ガクッと項垂れてから中也は大人しくサインをし、カードを受け取った。

そして、よく事情も飲み込めないままに全員は店を後にした。


「コイツ等の分は……まあ良い。どうせ俺への『嫌がらせ』に何も知らされずに付き合わせられただけだろうからなァ」

「おー。さっすが中也!嫌がらせを受けることに関しては免疫あるねえ」

「うるせェ!」

中也が探偵社員を一瞥しながら云うと紬がパチパチと手を叩く。
存在を忘れかけていた部下2人は深々と頭を下げている。
それを止めさせてから中也は太宰をビシッと指差した。

「だが太宰!手前は別だ!飲み食いした分、きっちり払いやがれ!!」

「何云ってるんだい中也ともあろう者が。私がお金なんて持っているわけないでしょ」

「自慢げに云うんじゃねぇよ放浪者がぁ!!!」

怒鳴る中也を同じ顔で笑いながら見る太宰兄妹。

居たたまれなくなったのか。
国木田が懐から財布を取り出す。

「太宰の代わりに俺が」

「あ?手前の金なんて要らねェよ眼鏡」

「しかし……」

「金が欲しいワケじゃねぇから気にすンな。
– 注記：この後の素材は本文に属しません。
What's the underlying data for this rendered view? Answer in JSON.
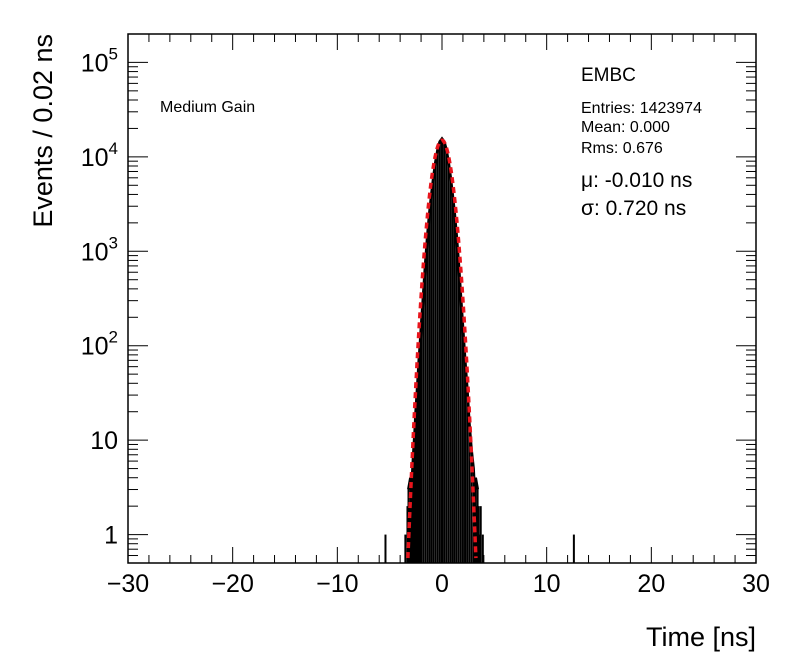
{
  "chart_data": {
    "type": "histogram",
    "xlabel": "Time [ns]",
    "ylabel": "Events / 0.02 ns",
    "xlim": [
      -30,
      30
    ],
    "ylim": [
      0.5,
      200000
    ],
    "yscale": "log",
    "x_ticks": [
      {
        "value": -30,
        "label": "−30"
      },
      {
        "value": -20,
        "label": "−20"
      },
      {
        "value": -10,
        "label": "−10"
      },
      {
        "value": 0,
        "label": "0"
      },
      {
        "value": 10,
        "label": "10"
      },
      {
        "value": 20,
        "label": "20"
      },
      {
        "value": 30,
        "label": "30"
      }
    ],
    "y_ticks": [
      {
        "value": 1,
        "base": "1",
        "exp": ""
      },
      {
        "value": 10,
        "base": "10",
        "exp": ""
      },
      {
        "value": 100,
        "base": "10",
        "exp": "2"
      },
      {
        "value": 1000,
        "base": "10",
        "exp": "3"
      },
      {
        "value": 10000,
        "base": "10",
        "exp": "4"
      },
      {
        "value": 100000,
        "base": "10",
        "exp": "5"
      }
    ],
    "detector": "EMBC",
    "gain": "Medium Gain",
    "stats": {
      "entries": "Entries: 1423974",
      "mean": "Mean: 0.000",
      "rms": "Rms: 0.676"
    },
    "fit": {
      "mu_text": "μ: -0.010 ns",
      "sigma_text": "σ: 0.720 ns",
      "mu": -0.01,
      "sigma": 0.72,
      "peak": 15000,
      "color": "#e8141c"
    },
    "series": [
      {
        "type": "histogram",
        "color": "#000000",
        "points": [
          [
            -5.4,
            1
          ],
          [
            -3.5,
            1
          ],
          [
            -3.3,
            2
          ],
          [
            -3.2,
            3
          ],
          [
            -3.1,
            2
          ],
          [
            -3.0,
            4
          ],
          [
            -2.9,
            3
          ],
          [
            -2.8,
            5
          ],
          [
            -2.7,
            8
          ],
          [
            -2.6,
            12
          ],
          [
            -2.5,
            20
          ],
          [
            -2.4,
            30
          ],
          [
            -2.3,
            45
          ],
          [
            -2.2,
            70
          ],
          [
            -2.1,
            100
          ],
          [
            -2.0,
            150
          ],
          [
            -1.8,
            320
          ],
          [
            -1.6,
            700
          ],
          [
            -1.4,
            1400
          ],
          [
            -1.2,
            2500
          ],
          [
            -1.0,
            4000
          ],
          [
            -0.8,
            6200
          ],
          [
            -0.6,
            9000
          ],
          [
            -0.4,
            12000
          ],
          [
            -0.2,
            14500
          ],
          [
            0.0,
            15500
          ],
          [
            0.2,
            14500
          ],
          [
            0.4,
            12000
          ],
          [
            0.6,
            9000
          ],
          [
            0.8,
            6200
          ],
          [
            1.0,
            4000
          ],
          [
            1.2,
            2500
          ],
          [
            1.4,
            1400
          ],
          [
            1.6,
            700
          ],
          [
            1.8,
            320
          ],
          [
            2.0,
            150
          ],
          [
            2.2,
            70
          ],
          [
            2.4,
            35
          ],
          [
            2.6,
            15
          ],
          [
            2.8,
            8
          ],
          [
            3.0,
            5
          ],
          [
            3.1,
            3
          ],
          [
            3.2,
            4
          ],
          [
            3.3,
            2
          ],
          [
            3.4,
            3
          ],
          [
            3.5,
            2
          ],
          [
            3.6,
            1
          ],
          [
            3.7,
            2
          ],
          [
            3.9,
            1
          ],
          [
            12.6,
            1
          ]
        ]
      }
    ]
  }
}
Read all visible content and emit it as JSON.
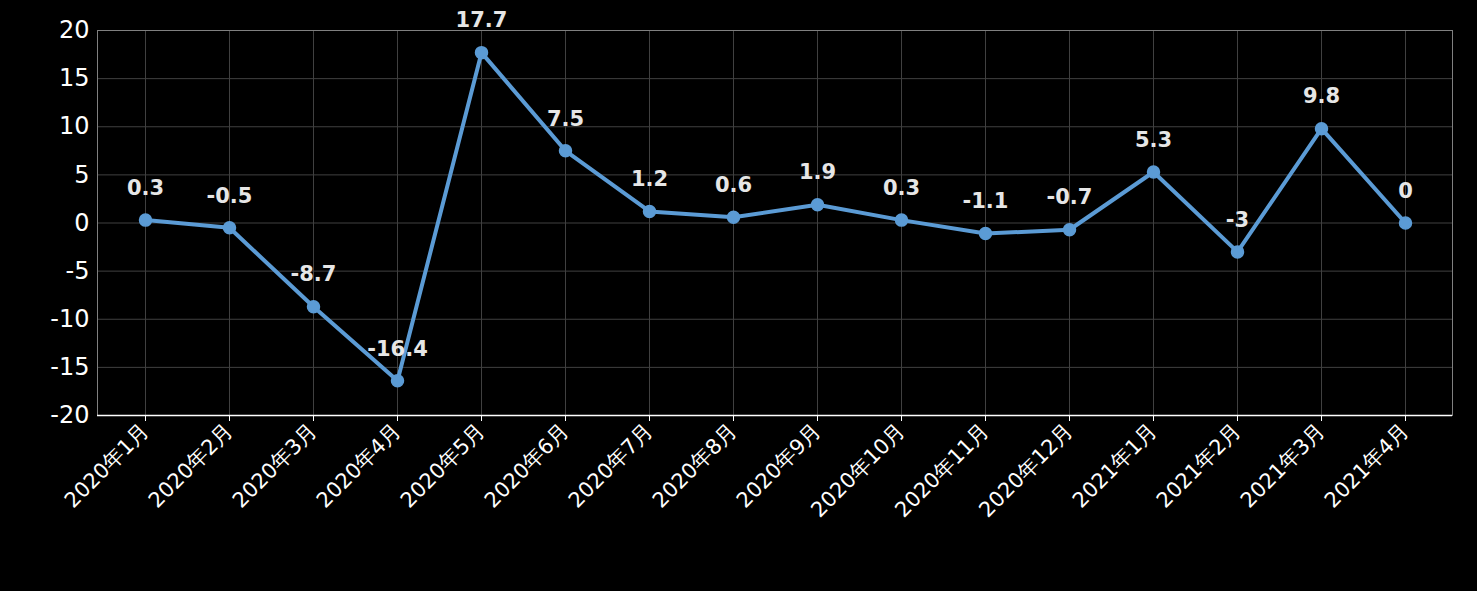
{
  "chart_data": {
    "type": "line",
    "categories": [
      "2020年1月",
      "2020年2月",
      "2020年3月",
      "2020年4月",
      "2020年5月",
      "2020年6月",
      "2020年7月",
      "2020年8月",
      "2020年9月",
      "2020年10月",
      "2020年11月",
      "2020年12月",
      "2021年1月",
      "2021年2月",
      "2021年3月",
      "2021年4月"
    ],
    "values": [
      0.3,
      -0.5,
      -8.7,
      -16.4,
      17.7,
      7.5,
      1.2,
      0.6,
      1.9,
      0.3,
      -1.1,
      -0.7,
      5.3,
      -3,
      9.8,
      0
    ],
    "color": "#5b9bd5",
    "marker": "circle",
    "ylim": [
      -20,
      20
    ],
    "yticks": [
      -20,
      -15,
      -10,
      -5,
      0,
      5,
      10,
      15,
      20
    ],
    "grid": true,
    "data_labels": true
  }
}
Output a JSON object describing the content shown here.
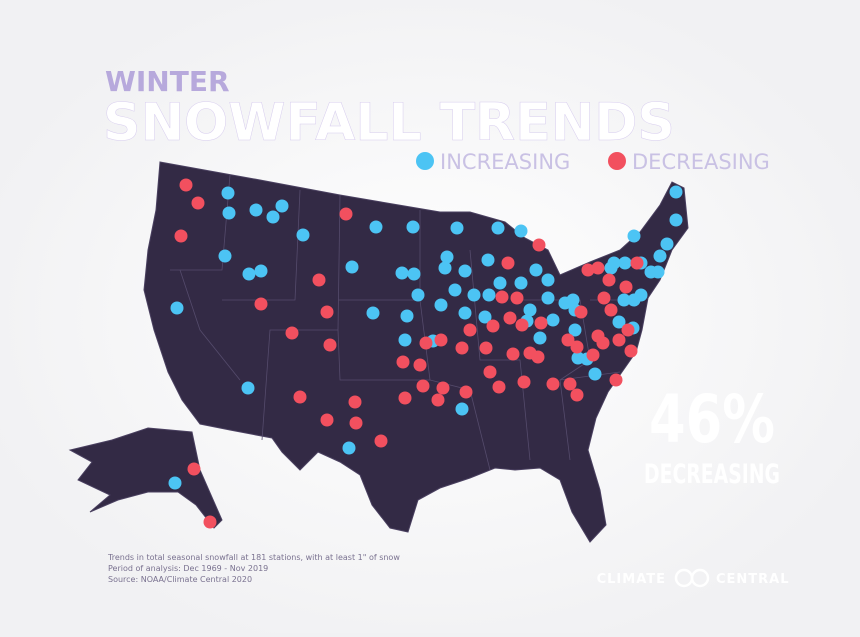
{
  "header": {
    "kicker": "WINTER",
    "title": "SNOWFALL TRENDS"
  },
  "legend": [
    {
      "label": "INCREASING",
      "color": "#4cc4f4"
    },
    {
      "label": "DECREASING",
      "color": "#f2505f"
    }
  ],
  "stat": {
    "value": "46%",
    "label": "DECREASING"
  },
  "footnote": [
    "Trends in total seasonal snowfall at 181 stations, with at least 1\" of snow",
    "Period of analysis: Dec 1969 - Nov 2019",
    "Source: NOAA/Climate Central 2020"
  ],
  "brand": {
    "left": "CLIMATE",
    "right": "CENTRAL"
  }
}
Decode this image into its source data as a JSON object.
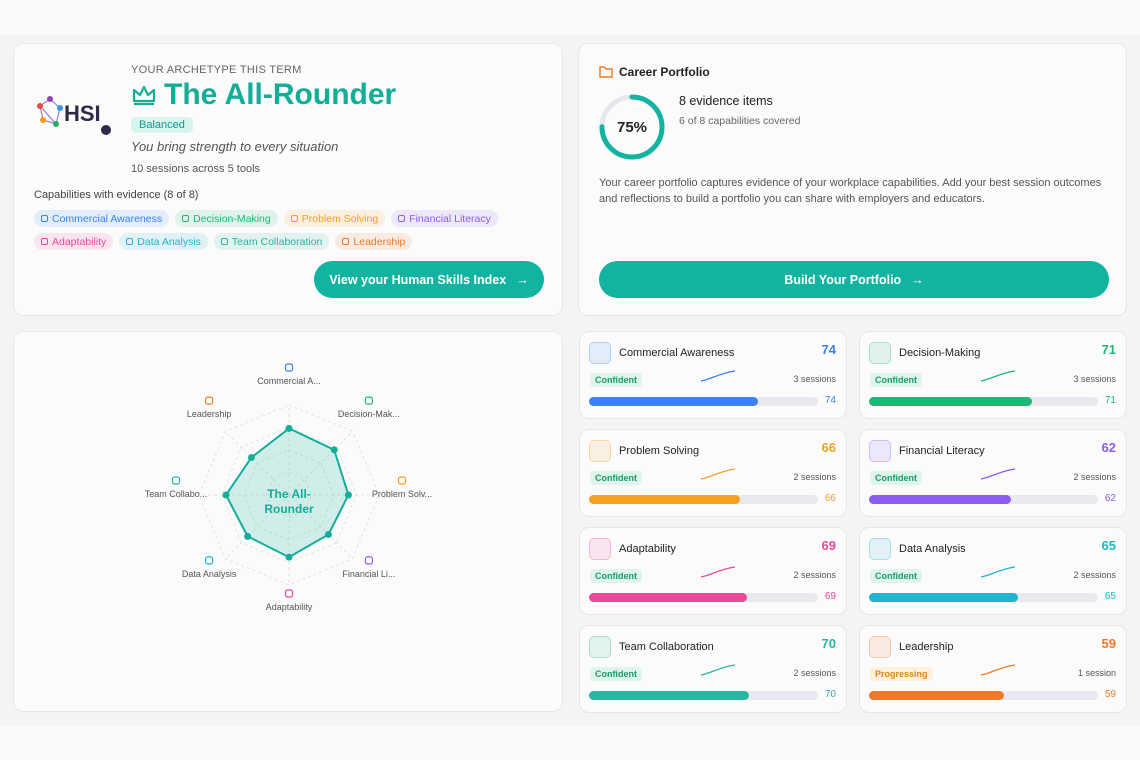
{
  "archetype": {
    "logo": "HSI",
    "eyebrow": "YOUR ARCHETYPE THIS TERM",
    "title": "The All-Rounder",
    "badge": "Balanced",
    "tagline": "You bring strength to every situation",
    "sessions": "10 sessions across 5 tools",
    "capabilities_heading": "Capabilities with evidence (8 of 8)",
    "button": "View your Human Skills Index"
  },
  "portfolio": {
    "title": "Career Portfolio",
    "ring": {
      "value": 75,
      "label": "75%"
    },
    "evidence": "8 evidence items",
    "covered": "6 of 8 capabilities covered",
    "description": "Your career portfolio captures evidence of your workplace capabilities. Add your best session outcomes and reflections to build a portfolio you can share with employers and educators.",
    "button": "Build Your Portfolio"
  },
  "radar": {
    "axes": [
      "Commercial A...",
      "Decision-Mak...",
      "Problem Solv...",
      "Financial Li...",
      "Adaptability",
      "Data Analysis",
      "Team Collabo...",
      "Leadership"
    ]
  },
  "skills": [
    {
      "name": "Commercial Awareness",
      "score": 74,
      "level": "Confident",
      "sessions": "3 sessions",
      "color": "#3b82f6"
    },
    {
      "name": "Decision-Making",
      "score": 71,
      "level": "Confident",
      "sessions": "3 sessions",
      "color": "#22b573"
    },
    {
      "name": "Problem Solving",
      "score": 66,
      "level": "Confident",
      "sessions": "2 sessions",
      "color": "#f5a020"
    },
    {
      "name": "Financial Literacy",
      "score": 62,
      "level": "Confident",
      "sessions": "2 sessions",
      "color": "#8b5cf6"
    },
    {
      "name": "Adaptability",
      "score": 69,
      "level": "Confident",
      "sessions": "2 sessions",
      "color": "#ec4899"
    },
    {
      "name": "Data Analysis",
      "score": 65,
      "level": "Confident",
      "sessions": "2 sessions",
      "color": "#1fb5d0"
    },
    {
      "name": "Team Collaboration",
      "score": 70,
      "level": "Confident",
      "sessions": "2 sessions",
      "color": "#2bb5a0"
    },
    {
      "name": "Leadership",
      "score": 59,
      "level": "Progressing",
      "sessions": "1 session",
      "color": "#f07a2a"
    }
  ]
}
大体、手前もこの糞兄妹に嵌められたクチだろーが」

「それは…否定出来ないが」

中也に説得(?)させられて国木田は財布を仕舞った。

「いやー人の金で飲み食いなんて本当に美味しいよね。ご馳走様紬」

「満足してもらえたなら良かった。また同じ事をする時は誘うから」

「うん。待ってるよ」

太宰は紬の左頬に手を添えて、右頬にキスを1つ落とした。

「あ………」

そんな光景をただでさえ赤い顔をしていた国木田は真っ赤になりながら。
谷崎兄妹も頬を染めながら見ていたのに対し、

「如何したの?」

何かに気づいた敦と、その間の抜けた声に反応した鏡花。

「いや、太宰さんの右手……」

「右手?」

鏡花がキョトンとしながら太宰の右手を注目する。


ーーー薬指にあるのは紬と同じ指輪だ。


中也の隣に居た山吹も、その指輪を確認すると
安堵し、そして笑ったのだった。